The derivative instrument in the precious metal shall be a good hedge against price changes in the yellow metal.
In a first of its kind, MCX today on the occasion of Dhanteras will unveil commodity options trading in the precious yellow metal. Here's a take on the several associated advantages and disadvantages.

The foremost advantage of the new instrument is that it shall act as a hedge against fluctuating gold prices.
Options contract also come with a one-time fee that is paid as premium. The options contract in gold being introduced are European styled i.e on the date of expiration of the contract only the option for the contract can be exercised.
Also, in case price of the gold moves sharply, the option buyer has no obligation to exercise his buy or sell the underlying instrument in the contract but only can exercise the option on his discretion. So, the loss value shall be limited to the price paid to buy the gold options contract also referred as premium money.
As with future contracts, margin calls by brokers to maintain a certain sum with them as good faith to keep the contract intact is made on a daily basis. But in the new derivatives instrument in gold there shall be no such margin calls on a daily basis.
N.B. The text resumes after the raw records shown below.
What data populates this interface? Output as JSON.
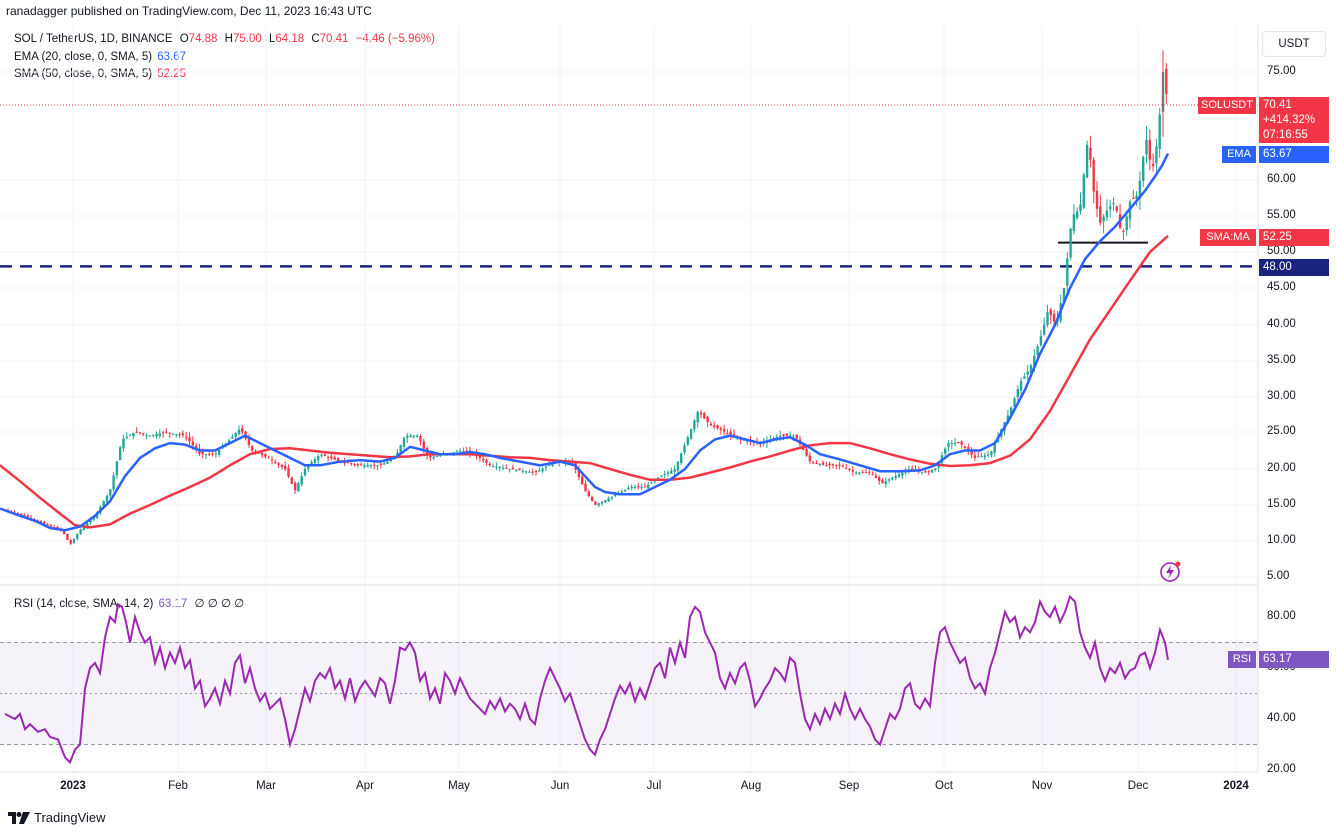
{
  "header": {
    "published": "ranadagger published on TradingView.com, Dec 11, 2023 16:43 UTC"
  },
  "legend": {
    "symbol": "SOL / TetherUS, 1D, BINANCE",
    "o_label": "O",
    "o": "74.88",
    "h_label": "H",
    "h": "75.00",
    "l_label": "L",
    "l": "64.18",
    "c_label": "C",
    "c": "70.41",
    "change": "−4.46 (−5.96%)",
    "ema_label": "EMA (20, close, 0, SMA, 5)",
    "ema_value": "63.67",
    "sma_label": "SMA (50, close, 0, SMA, 5)",
    "sma_value": "52.25",
    "rsi_label": "RSI (14, close, SMA, 14, 2)",
    "rsi_value": "63.17",
    "rsi_extra": "∅ ∅ ∅ ∅"
  },
  "axis": {
    "currency_button": "USDT"
  },
  "price_tags": {
    "sol_name": "SOLUSDT",
    "sol_price": "70.41",
    "sol_change": "+414.32%",
    "sol_countdown": "07:16:55",
    "ema_name": "EMA",
    "ema_value": "63.67",
    "sma_name": "SMA:MA",
    "sma_value": "52.25",
    "level_value": "48.00",
    "rsi_name": "RSI",
    "rsi_value": "63.17"
  },
  "footer": {
    "brand": "TradingView"
  },
  "colors": {
    "up": "#26a69a",
    "down": "#f23645",
    "ema": "#2962ff",
    "sma": "#f23645",
    "rsi": "#9c27b0",
    "level": "#1a237e"
  },
  "chart_data": {
    "type": "candlestick",
    "price_ticks": [
      "75.00",
      "60.00",
      "55.00",
      "50.00",
      "45.00",
      "40.00",
      "35.00",
      "30.00",
      "25.00",
      "20.00",
      "15.00",
      "10.00",
      "5.00"
    ],
    "rsi_ticks": [
      "80.00",
      "60.00",
      "40.00",
      "20.00"
    ],
    "x_ticks": [
      "2023",
      "Feb",
      "Mar",
      "Apr",
      "May",
      "Jun",
      "Jul",
      "Aug",
      "Sep",
      "Oct",
      "Nov",
      "Dec",
      "2024"
    ],
    "support_level": 48.0,
    "rsi_band": [
      30,
      70
    ],
    "rsi_midline": 50,
    "ema20": [
      [
        0,
        14.5
      ],
      [
        20,
        13.5
      ],
      [
        35,
        12.8
      ],
      [
        50,
        11.8
      ],
      [
        65,
        11.5
      ],
      [
        80,
        12
      ],
      [
        95,
        13.5
      ],
      [
        110,
        15.5
      ],
      [
        125,
        19
      ],
      [
        140,
        21.5
      ],
      [
        155,
        22.8
      ],
      [
        170,
        23.5
      ],
      [
        185,
        23.3
      ],
      [
        200,
        22.5
      ],
      [
        215,
        22.5
      ],
      [
        230,
        23.5
      ],
      [
        245,
        24.5
      ],
      [
        260,
        23.5
      ],
      [
        275,
        22.5
      ],
      [
        290,
        21.5
      ],
      [
        305,
        20.5
      ],
      [
        320,
        20.5
      ],
      [
        340,
        21
      ],
      [
        360,
        21.2
      ],
      [
        380,
        21
      ],
      [
        395,
        21.5
      ],
      [
        410,
        23
      ],
      [
        425,
        22.5
      ],
      [
        440,
        22
      ],
      [
        455,
        22
      ],
      [
        470,
        22.3
      ],
      [
        485,
        22
      ],
      [
        500,
        21.5
      ],
      [
        520,
        21
      ],
      [
        540,
        20.5
      ],
      [
        560,
        21
      ],
      [
        575,
        20.5
      ],
      [
        585,
        19
      ],
      [
        595,
        17.5
      ],
      [
        605,
        16.8
      ],
      [
        620,
        16.5
      ],
      [
        640,
        16.5
      ],
      [
        655,
        17.5
      ],
      [
        670,
        18.5
      ],
      [
        685,
        20
      ],
      [
        700,
        22.5
      ],
      [
        715,
        24
      ],
      [
        730,
        24.5
      ],
      [
        745,
        24
      ],
      [
        760,
        23.5
      ],
      [
        775,
        24
      ],
      [
        790,
        24.3
      ],
      [
        805,
        23.3
      ],
      [
        820,
        22
      ],
      [
        840,
        21.3
      ],
      [
        860,
        20.5
      ],
      [
        880,
        19.7
      ],
      [
        900,
        19.7
      ],
      [
        920,
        19.8
      ],
      [
        935,
        20.5
      ],
      [
        950,
        22
      ],
      [
        965,
        22.5
      ],
      [
        980,
        22.5
      ],
      [
        995,
        23.5
      ],
      [
        1010,
        27
      ],
      [
        1025,
        31
      ],
      [
        1040,
        36
      ],
      [
        1055,
        40
      ],
      [
        1070,
        45
      ],
      [
        1085,
        49
      ],
      [
        1100,
        51.5
      ],
      [
        1115,
        53.5
      ],
      [
        1130,
        56
      ],
      [
        1145,
        58.5
      ],
      [
        1155,
        60.5
      ],
      [
        1162,
        62
      ],
      [
        1168,
        63.67
      ]
    ],
    "sma50": [
      [
        0,
        20.5
      ],
      [
        20,
        18.3
      ],
      [
        40,
        16
      ],
      [
        60,
        13.8
      ],
      [
        75,
        12.2
      ],
      [
        90,
        11.9
      ],
      [
        110,
        12.3
      ],
      [
        130,
        13.8
      ],
      [
        150,
        15
      ],
      [
        170,
        16.3
      ],
      [
        190,
        17.5
      ],
      [
        210,
        18.8
      ],
      [
        230,
        20.5
      ],
      [
        250,
        22
      ],
      [
        270,
        22.7
      ],
      [
        290,
        22.8
      ],
      [
        310,
        22.5
      ],
      [
        330,
        22.2
      ],
      [
        350,
        22
      ],
      [
        370,
        21.8
      ],
      [
        390,
        21.6
      ],
      [
        410,
        21.7
      ],
      [
        430,
        22
      ],
      [
        450,
        22
      ],
      [
        470,
        22
      ],
      [
        490,
        21.8
      ],
      [
        510,
        21.6
      ],
      [
        530,
        21.5
      ],
      [
        550,
        21.2
      ],
      [
        570,
        21
      ],
      [
        590,
        20.8
      ],
      [
        610,
        20
      ],
      [
        630,
        19.2
      ],
      [
        650,
        18.5
      ],
      [
        670,
        18.5
      ],
      [
        690,
        18.8
      ],
      [
        710,
        19.5
      ],
      [
        730,
        20.2
      ],
      [
        750,
        21
      ],
      [
        770,
        21.7
      ],
      [
        790,
        22.5
      ],
      [
        810,
        23.2
      ],
      [
        830,
        23.5
      ],
      [
        850,
        23.5
      ],
      [
        870,
        22.8
      ],
      [
        890,
        22
      ],
      [
        910,
        21.3
      ],
      [
        930,
        20.7
      ],
      [
        950,
        20.4
      ],
      [
        970,
        20.5
      ],
      [
        990,
        20.8
      ],
      [
        1010,
        21.8
      ],
      [
        1030,
        24
      ],
      [
        1050,
        28
      ],
      [
        1070,
        33
      ],
      [
        1090,
        38
      ],
      [
        1110,
        42
      ],
      [
        1130,
        46
      ],
      [
        1150,
        50
      ],
      [
        1168,
        52.25
      ]
    ],
    "rsi": [
      [
        5,
        42
      ],
      [
        15,
        40
      ],
      [
        20,
        42
      ],
      [
        25,
        36
      ],
      [
        30,
        38
      ],
      [
        38,
        35
      ],
      [
        45,
        36
      ],
      [
        50,
        33
      ],
      [
        58,
        32
      ],
      [
        65,
        25
      ],
      [
        70,
        23
      ],
      [
        75,
        28
      ],
      [
        80,
        30
      ],
      [
        85,
        52
      ],
      [
        90,
        60
      ],
      [
        95,
        62
      ],
      [
        100,
        58
      ],
      [
        105,
        72
      ],
      [
        110,
        80
      ],
      [
        115,
        78
      ],
      [
        118,
        85
      ],
      [
        122,
        84
      ],
      [
        126,
        78
      ],
      [
        130,
        70
      ],
      [
        135,
        80
      ],
      [
        140,
        74
      ],
      [
        145,
        70
      ],
      [
        150,
        72
      ],
      [
        155,
        62
      ],
      [
        160,
        68
      ],
      [
        165,
        60
      ],
      [
        170,
        66
      ],
      [
        175,
        62
      ],
      [
        180,
        68
      ],
      [
        185,
        60
      ],
      [
        190,
        63
      ],
      [
        195,
        52
      ],
      [
        200,
        55
      ],
      [
        205,
        45
      ],
      [
        210,
        48
      ],
      [
        215,
        52
      ],
      [
        220,
        46
      ],
      [
        225,
        55
      ],
      [
        230,
        50
      ],
      [
        235,
        62
      ],
      [
        240,
        65
      ],
      [
        245,
        54
      ],
      [
        250,
        60
      ],
      [
        255,
        52
      ],
      [
        260,
        47
      ],
      [
        265,
        50
      ],
      [
        270,
        44
      ],
      [
        275,
        46
      ],
      [
        280,
        48
      ],
      [
        285,
        40
      ],
      [
        290,
        30
      ],
      [
        295,
        36
      ],
      [
        300,
        44
      ],
      [
        305,
        52
      ],
      [
        310,
        47
      ],
      [
        315,
        55
      ],
      [
        320,
        58
      ],
      [
        325,
        56
      ],
      [
        330,
        60
      ],
      [
        335,
        52
      ],
      [
        340,
        55
      ],
      [
        345,
        48
      ],
      [
        350,
        56
      ],
      [
        355,
        47
      ],
      [
        360,
        52
      ],
      [
        365,
        55
      ],
      [
        370,
        52
      ],
      [
        375,
        49
      ],
      [
        380,
        56
      ],
      [
        385,
        54
      ],
      [
        390,
        46
      ],
      [
        395,
        55
      ],
      [
        400,
        68
      ],
      [
        405,
        67
      ],
      [
        410,
        70
      ],
      [
        415,
        66
      ],
      [
        420,
        55
      ],
      [
        425,
        58
      ],
      [
        430,
        48
      ],
      [
        435,
        52
      ],
      [
        440,
        46
      ],
      [
        445,
        58
      ],
      [
        450,
        55
      ],
      [
        455,
        50
      ],
      [
        460,
        56
      ],
      [
        465,
        52
      ],
      [
        470,
        48
      ],
      [
        475,
        46
      ],
      [
        480,
        44
      ],
      [
        485,
        42
      ],
      [
        490,
        47
      ],
      [
        495,
        44
      ],
      [
        500,
        48
      ],
      [
        505,
        43
      ],
      [
        510,
        46
      ],
      [
        515,
        44
      ],
      [
        520,
        40
      ],
      [
        525,
        46
      ],
      [
        530,
        40
      ],
      [
        535,
        38
      ],
      [
        540,
        48
      ],
      [
        545,
        55
      ],
      [
        550,
        60
      ],
      [
        555,
        56
      ],
      [
        560,
        52
      ],
      [
        565,
        47
      ],
      [
        570,
        50
      ],
      [
        575,
        44
      ],
      [
        580,
        38
      ],
      [
        585,
        32
      ],
      [
        590,
        28
      ],
      [
        595,
        26
      ],
      [
        600,
        32
      ],
      [
        605,
        36
      ],
      [
        610,
        42
      ],
      [
        615,
        48
      ],
      [
        620,
        53
      ],
      [
        625,
        50
      ],
      [
        630,
        54
      ],
      [
        635,
        47
      ],
      [
        640,
        52
      ],
      [
        645,
        48
      ],
      [
        650,
        54
      ],
      [
        655,
        60
      ],
      [
        660,
        62
      ],
      [
        665,
        56
      ],
      [
        670,
        68
      ],
      [
        675,
        62
      ],
      [
        680,
        70
      ],
      [
        685,
        64
      ],
      [
        690,
        80
      ],
      [
        695,
        84
      ],
      [
        700,
        82
      ],
      [
        705,
        74
      ],
      [
        710,
        70
      ],
      [
        715,
        66
      ],
      [
        720,
        56
      ],
      [
        725,
        52
      ],
      [
        730,
        58
      ],
      [
        735,
        54
      ],
      [
        740,
        60
      ],
      [
        745,
        62
      ],
      [
        750,
        55
      ],
      [
        755,
        45
      ],
      [
        760,
        48
      ],
      [
        765,
        52
      ],
      [
        770,
        55
      ],
      [
        775,
        60
      ],
      [
        780,
        58
      ],
      [
        785,
        55
      ],
      [
        790,
        64
      ],
      [
        795,
        62
      ],
      [
        800,
        50
      ],
      [
        805,
        40
      ],
      [
        810,
        36
      ],
      [
        815,
        42
      ],
      [
        820,
        38
      ],
      [
        825,
        44
      ],
      [
        830,
        40
      ],
      [
        835,
        46
      ],
      [
        840,
        42
      ],
      [
        845,
        50
      ],
      [
        850,
        44
      ],
      [
        855,
        40
      ],
      [
        860,
        44
      ],
      [
        865,
        40
      ],
      [
        870,
        37
      ],
      [
        875,
        32
      ],
      [
        880,
        30
      ],
      [
        885,
        36
      ],
      [
        890,
        42
      ],
      [
        895,
        40
      ],
      [
        900,
        44
      ],
      [
        905,
        52
      ],
      [
        910,
        54
      ],
      [
        915,
        46
      ],
      [
        920,
        44
      ],
      [
        925,
        48
      ],
      [
        930,
        45
      ],
      [
        935,
        62
      ],
      [
        940,
        74
      ],
      [
        945,
        76
      ],
      [
        950,
        70
      ],
      [
        955,
        66
      ],
      [
        960,
        62
      ],
      [
        965,
        64
      ],
      [
        970,
        56
      ],
      [
        975,
        52
      ],
      [
        980,
        54
      ],
      [
        985,
        50
      ],
      [
        990,
        60
      ],
      [
        995,
        66
      ],
      [
        1000,
        74
      ],
      [
        1005,
        82
      ],
      [
        1010,
        78
      ],
      [
        1015,
        80
      ],
      [
        1020,
        72
      ],
      [
        1025,
        76
      ],
      [
        1030,
        74
      ],
      [
        1035,
        78
      ],
      [
        1040,
        86
      ],
      [
        1045,
        82
      ],
      [
        1050,
        80
      ],
      [
        1055,
        84
      ],
      [
        1060,
        78
      ],
      [
        1065,
        82
      ],
      [
        1070,
        88
      ],
      [
        1075,
        86
      ],
      [
        1080,
        74
      ],
      [
        1085,
        68
      ],
      [
        1090,
        64
      ],
      [
        1095,
        70
      ],
      [
        1100,
        60
      ],
      [
        1105,
        55
      ],
      [
        1110,
        60
      ],
      [
        1115,
        58
      ],
      [
        1120,
        62
      ],
      [
        1125,
        56
      ],
      [
        1130,
        59
      ],
      [
        1135,
        60
      ],
      [
        1140,
        65
      ],
      [
        1145,
        66
      ],
      [
        1150,
        60
      ],
      [
        1155,
        66
      ],
      [
        1160,
        75
      ],
      [
        1165,
        70
      ],
      [
        1168,
        63.17
      ]
    ],
    "candles_note": "OHLC candles reconstructed from visible price path"
  }
}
Here is an illustration explaining how gold options contract helps in hedging any price risk in the yellow metal:
Say, you begin trading in gold options contract with the underlying instrument for the derivatives contract being futures contract. With it you aim to protect the value of your gold holdings, say which is procured at a cost of Rs. 30000 for 10 gm. Now as you expect price to decline, you can buy a options put contract with a strike price of Rs. 30000 and if the gold price falls to Rs. 29000 per 10 gm, on expiry of the contract you will make a profit of Rs. 1000.
Also, the net profit shall be less as you need to dole out an amount as premium for the options contract.